The fine relates to the "impermissible software function" fitted to the EA288 Gen3 diesel engine sold in the U.S. and Canada, and EA189 diesel motor sold throughout the world. It's the latest move against the auto manufacturer, which admitted in 2015 that it had equipped cars with software that turned on emissions controls when vehicles were undergoing anti-pollution tests in the US.
"By doing this, Volkswagen takes responsibility for the diesel crisis", Diess said in a statement on Wednesday after VW agreed to accept the fine. The law goes into effect starting in November, just over three years after Volkswagen acknowledged widespread cheating on diesel-emissions tests.
The scandal, which came to light in the U.S. in 2015 after VW admitted to circumventing the emissions control system there for diesel vehicles sold since 2009, has so far cost the German automaker $4.3bn (£3bn) in federal penalties over there.
The company says it doesn't plan to file an appeal; the company has admitted fault in the so-called "dieselgate" scandal.

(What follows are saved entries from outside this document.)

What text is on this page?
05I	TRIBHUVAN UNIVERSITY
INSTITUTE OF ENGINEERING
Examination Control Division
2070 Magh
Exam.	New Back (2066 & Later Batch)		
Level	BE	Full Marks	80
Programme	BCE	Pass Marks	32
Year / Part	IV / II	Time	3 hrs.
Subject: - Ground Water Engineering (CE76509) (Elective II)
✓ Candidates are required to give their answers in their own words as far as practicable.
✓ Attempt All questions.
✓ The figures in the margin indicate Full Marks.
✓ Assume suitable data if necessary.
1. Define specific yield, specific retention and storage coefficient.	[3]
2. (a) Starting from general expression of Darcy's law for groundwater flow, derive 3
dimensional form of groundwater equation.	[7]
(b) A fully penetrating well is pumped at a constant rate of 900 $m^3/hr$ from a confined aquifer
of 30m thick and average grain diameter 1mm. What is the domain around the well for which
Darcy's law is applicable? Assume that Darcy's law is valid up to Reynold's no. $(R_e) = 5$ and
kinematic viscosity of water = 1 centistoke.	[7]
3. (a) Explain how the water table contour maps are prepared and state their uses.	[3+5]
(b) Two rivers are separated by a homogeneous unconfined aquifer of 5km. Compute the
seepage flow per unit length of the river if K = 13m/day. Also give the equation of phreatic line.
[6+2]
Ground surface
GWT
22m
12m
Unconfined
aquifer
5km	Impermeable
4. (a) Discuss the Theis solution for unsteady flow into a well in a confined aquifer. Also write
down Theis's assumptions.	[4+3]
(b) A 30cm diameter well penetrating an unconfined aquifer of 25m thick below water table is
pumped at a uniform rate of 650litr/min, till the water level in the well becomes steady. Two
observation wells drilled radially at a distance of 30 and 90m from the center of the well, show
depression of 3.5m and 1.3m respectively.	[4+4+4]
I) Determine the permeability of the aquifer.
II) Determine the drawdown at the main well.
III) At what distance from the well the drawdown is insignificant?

The scandal sent its share price plunging, and trashed confidence among consumer and regulators in diesel technology.
VW said it held a board meeting to discuss the crisis, with members of the supervisory board also being informed.
Martin Winterkorn, the former chief executive officer of Volkswagen, was indicted last month by USA prosecutors.
Winterkorn was the ninth person charged by the United States government over emissions cheating.